There's something we've not heard very much of recently - the government's hopes to cut "wasteful" public spending. There's a reason for this. The Tories don't want to cut waste. Nor, for that matter, does Labour. I mean this in (at least) four different senses:
- The war on drugs costs a fortune in police time and in incarcerating drug dealers, but its benefits are elusive.
- The war in Afghanistan cost billions and might not have achieved proportionate benefits.
- It cost £1.6bn to police our borders last year - more than was lost to benefit fraud (pdf) - and given diminshing returns, it would probably cost much more to police them effectively. But there are no big economic benefits from restricting immigration.
- The DWP spent (pdf) £7.4bn on administration last year, and lost another £2.1bn in fraud and error. In the long-run, a large chunk of this cost could be saved by the simplification involved in a citizens basic income.
However, neither party seems keen on acknowledging this waste nor - aside from surrendering in Afghanistan - doing anything about it.
You might object that this is because these aren't forms of waste at all, but rather simply the costs of giving voters what they want. This would be true if these voters wanted these policies for their intrinsic qualities. But do they?

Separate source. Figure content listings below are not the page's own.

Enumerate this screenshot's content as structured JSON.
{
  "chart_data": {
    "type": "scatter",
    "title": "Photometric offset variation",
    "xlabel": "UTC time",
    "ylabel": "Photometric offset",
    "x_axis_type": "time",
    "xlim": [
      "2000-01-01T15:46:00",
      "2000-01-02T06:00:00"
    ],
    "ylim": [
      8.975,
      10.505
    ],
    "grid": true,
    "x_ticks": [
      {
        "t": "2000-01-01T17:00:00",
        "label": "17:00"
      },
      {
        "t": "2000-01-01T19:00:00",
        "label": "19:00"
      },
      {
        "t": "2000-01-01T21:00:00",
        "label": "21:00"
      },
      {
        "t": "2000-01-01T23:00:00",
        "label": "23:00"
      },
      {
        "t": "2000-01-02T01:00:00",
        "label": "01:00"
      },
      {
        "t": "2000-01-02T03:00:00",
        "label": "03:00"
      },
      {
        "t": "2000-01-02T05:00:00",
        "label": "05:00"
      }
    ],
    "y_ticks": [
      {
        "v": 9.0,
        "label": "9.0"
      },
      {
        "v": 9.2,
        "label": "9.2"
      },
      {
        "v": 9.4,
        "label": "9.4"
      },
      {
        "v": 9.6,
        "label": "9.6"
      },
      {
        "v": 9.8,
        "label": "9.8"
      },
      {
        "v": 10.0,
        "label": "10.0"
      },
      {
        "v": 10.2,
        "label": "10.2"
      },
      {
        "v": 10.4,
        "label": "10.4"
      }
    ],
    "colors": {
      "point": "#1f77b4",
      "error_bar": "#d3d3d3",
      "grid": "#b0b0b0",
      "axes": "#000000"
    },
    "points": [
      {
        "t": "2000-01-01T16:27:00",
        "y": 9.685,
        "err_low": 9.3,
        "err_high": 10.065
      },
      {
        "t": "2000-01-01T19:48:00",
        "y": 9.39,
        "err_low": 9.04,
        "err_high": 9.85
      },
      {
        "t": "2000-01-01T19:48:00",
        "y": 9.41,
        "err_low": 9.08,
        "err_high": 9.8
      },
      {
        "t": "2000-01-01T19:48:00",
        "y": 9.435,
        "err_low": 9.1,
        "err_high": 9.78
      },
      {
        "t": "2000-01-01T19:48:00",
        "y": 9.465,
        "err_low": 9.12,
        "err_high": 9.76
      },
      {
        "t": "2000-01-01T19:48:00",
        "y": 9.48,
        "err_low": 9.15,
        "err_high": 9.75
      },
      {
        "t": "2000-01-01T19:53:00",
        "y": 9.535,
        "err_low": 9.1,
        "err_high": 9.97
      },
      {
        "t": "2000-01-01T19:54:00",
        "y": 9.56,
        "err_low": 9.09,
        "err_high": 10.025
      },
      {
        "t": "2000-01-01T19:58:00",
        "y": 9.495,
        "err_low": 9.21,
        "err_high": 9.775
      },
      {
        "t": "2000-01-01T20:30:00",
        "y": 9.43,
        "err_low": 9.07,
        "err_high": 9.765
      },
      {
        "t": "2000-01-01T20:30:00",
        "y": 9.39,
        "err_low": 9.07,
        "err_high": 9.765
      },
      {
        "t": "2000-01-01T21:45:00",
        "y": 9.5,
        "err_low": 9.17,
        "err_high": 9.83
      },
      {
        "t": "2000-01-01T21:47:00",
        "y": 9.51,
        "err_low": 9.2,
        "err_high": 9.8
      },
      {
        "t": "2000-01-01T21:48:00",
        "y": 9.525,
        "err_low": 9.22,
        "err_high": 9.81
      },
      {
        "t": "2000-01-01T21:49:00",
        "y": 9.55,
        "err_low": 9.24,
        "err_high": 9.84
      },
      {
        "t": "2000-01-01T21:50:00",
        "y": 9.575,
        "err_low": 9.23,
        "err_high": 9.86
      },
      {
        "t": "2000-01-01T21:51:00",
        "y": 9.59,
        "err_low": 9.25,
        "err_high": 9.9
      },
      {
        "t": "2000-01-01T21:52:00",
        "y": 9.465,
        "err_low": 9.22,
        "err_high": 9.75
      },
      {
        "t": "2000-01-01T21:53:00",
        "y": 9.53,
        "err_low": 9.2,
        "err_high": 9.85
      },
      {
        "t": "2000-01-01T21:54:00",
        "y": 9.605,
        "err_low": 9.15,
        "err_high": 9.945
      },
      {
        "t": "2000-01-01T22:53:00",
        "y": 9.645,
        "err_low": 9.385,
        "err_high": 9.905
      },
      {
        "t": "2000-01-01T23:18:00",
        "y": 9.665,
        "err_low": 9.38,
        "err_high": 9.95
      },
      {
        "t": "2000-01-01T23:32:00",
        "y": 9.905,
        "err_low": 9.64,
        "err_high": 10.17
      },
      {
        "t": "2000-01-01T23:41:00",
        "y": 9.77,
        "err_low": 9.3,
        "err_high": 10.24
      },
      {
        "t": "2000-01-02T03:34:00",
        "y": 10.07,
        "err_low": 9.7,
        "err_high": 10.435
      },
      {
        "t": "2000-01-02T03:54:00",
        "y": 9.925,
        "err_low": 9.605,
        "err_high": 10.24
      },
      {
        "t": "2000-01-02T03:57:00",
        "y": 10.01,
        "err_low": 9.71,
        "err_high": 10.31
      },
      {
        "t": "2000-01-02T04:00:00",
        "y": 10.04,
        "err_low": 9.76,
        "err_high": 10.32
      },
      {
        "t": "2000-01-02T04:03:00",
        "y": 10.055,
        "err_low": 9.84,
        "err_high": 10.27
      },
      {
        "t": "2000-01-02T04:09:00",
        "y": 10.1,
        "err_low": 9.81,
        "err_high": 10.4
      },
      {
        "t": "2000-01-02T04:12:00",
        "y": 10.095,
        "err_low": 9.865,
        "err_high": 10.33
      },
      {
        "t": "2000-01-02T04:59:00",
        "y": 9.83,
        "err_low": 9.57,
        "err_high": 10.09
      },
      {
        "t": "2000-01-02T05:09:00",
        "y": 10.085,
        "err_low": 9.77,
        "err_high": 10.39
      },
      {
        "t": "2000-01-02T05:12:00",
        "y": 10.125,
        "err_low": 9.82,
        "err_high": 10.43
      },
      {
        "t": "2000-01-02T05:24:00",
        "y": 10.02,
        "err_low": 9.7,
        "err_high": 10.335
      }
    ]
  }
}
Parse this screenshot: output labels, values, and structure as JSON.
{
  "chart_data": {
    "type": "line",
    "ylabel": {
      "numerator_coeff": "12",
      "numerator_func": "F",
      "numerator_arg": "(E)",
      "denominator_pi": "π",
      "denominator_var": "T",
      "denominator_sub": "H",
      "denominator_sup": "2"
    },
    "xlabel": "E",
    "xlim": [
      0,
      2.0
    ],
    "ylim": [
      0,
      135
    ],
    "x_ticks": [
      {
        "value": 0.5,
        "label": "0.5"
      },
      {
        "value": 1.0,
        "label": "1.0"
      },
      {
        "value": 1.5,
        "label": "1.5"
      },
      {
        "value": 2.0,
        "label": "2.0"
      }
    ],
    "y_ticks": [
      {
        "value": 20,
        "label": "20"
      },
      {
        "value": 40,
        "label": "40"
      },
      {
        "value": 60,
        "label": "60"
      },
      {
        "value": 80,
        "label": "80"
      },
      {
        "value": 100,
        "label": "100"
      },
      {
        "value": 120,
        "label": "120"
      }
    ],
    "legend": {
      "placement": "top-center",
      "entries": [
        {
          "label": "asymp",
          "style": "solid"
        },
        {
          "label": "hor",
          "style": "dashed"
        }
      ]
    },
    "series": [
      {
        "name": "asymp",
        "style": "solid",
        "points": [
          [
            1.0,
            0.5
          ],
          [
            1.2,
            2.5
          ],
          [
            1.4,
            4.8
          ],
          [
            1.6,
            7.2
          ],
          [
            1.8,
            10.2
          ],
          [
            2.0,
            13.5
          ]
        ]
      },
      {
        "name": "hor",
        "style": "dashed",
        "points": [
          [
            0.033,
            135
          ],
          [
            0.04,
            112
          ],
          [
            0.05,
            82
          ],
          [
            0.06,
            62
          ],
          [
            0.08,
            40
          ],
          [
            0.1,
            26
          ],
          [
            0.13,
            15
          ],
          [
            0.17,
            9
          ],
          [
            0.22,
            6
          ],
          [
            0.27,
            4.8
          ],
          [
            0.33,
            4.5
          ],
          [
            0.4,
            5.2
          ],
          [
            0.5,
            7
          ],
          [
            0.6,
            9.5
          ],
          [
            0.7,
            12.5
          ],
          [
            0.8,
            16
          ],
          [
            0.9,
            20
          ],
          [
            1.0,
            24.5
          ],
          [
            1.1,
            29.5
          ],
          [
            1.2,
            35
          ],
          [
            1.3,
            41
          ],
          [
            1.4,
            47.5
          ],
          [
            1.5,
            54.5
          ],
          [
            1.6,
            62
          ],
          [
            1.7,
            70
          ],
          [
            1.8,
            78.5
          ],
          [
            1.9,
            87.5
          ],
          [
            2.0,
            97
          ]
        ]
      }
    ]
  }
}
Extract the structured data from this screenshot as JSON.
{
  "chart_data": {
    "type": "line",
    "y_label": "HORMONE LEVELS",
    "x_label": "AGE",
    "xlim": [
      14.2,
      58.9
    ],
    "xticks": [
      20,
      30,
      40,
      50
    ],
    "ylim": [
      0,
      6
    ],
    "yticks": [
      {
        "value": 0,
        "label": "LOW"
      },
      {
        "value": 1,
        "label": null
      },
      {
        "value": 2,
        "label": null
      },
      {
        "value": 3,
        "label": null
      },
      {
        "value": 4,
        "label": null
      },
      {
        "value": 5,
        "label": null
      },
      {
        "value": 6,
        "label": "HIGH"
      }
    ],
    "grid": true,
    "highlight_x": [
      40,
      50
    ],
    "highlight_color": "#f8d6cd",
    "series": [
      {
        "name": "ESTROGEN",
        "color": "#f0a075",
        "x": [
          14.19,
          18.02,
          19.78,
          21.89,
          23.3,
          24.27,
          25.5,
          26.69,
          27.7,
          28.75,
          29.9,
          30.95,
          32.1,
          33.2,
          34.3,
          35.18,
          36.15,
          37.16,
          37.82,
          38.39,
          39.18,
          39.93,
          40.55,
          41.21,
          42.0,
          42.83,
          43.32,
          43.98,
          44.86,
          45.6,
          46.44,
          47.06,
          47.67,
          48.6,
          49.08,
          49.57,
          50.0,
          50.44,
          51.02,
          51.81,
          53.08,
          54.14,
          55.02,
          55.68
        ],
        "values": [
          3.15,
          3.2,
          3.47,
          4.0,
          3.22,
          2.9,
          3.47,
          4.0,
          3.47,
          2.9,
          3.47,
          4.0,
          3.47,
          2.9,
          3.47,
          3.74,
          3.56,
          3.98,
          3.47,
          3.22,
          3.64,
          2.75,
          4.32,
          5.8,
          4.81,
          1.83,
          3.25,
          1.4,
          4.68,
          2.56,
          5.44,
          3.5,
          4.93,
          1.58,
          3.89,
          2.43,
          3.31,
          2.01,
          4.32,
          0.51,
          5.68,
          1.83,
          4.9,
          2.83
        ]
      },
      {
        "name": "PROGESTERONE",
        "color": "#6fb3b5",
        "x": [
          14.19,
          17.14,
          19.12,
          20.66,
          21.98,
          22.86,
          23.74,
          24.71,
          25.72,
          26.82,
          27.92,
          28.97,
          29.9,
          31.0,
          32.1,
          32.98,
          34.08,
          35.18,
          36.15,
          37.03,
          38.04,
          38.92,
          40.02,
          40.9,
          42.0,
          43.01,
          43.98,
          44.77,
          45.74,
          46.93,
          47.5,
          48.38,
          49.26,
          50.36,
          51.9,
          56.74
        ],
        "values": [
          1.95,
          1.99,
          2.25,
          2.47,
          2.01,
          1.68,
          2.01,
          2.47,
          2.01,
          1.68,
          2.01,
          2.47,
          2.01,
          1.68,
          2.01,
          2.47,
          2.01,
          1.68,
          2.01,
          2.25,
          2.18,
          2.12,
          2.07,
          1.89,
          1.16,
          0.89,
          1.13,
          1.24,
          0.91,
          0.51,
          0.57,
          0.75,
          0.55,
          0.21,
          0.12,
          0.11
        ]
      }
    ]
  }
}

Take, for example, immigration controls. If people want these because they simply have a taste for exluding migrants, then fine. (Well, not at all fine but that's another story.) But what if they want them because they believe immigration is bad for the economy? If this is the case, then we could relax border controls and "save the tax-payer money" with no ill effect.
I suspect that if voters were asked: "do you think we should spend more on border controls than we do on benefit fraud without getting any macroeconomic benefit?" support for them might diminish.
Or take the admin costs of the DWP. These aren't waste if you think a complex benefits system is a good thing in itself, but they are waste if you think the purpose of the benefits system is to provide a basic minimum income for all.
My point here is a simple one. Governments cannot reduce "waste" merely by increasing efficiency. Even in the private sector, remember, efficiency increases not so much by individual firms becoming more efficient, but by firms entering (pdf) and exiting (pdf) the market. If governmental efficiency is to increase, it will have to be through a similar mechanism - the government exiting from some functions and rethinking how it provides others.
Oh yes: From a Keynesian point of view, of course, even "wasteful" public spending has a role in boosting aggregate demand. I'm ignoring this, and assuming that productive public spending is better than unproductive.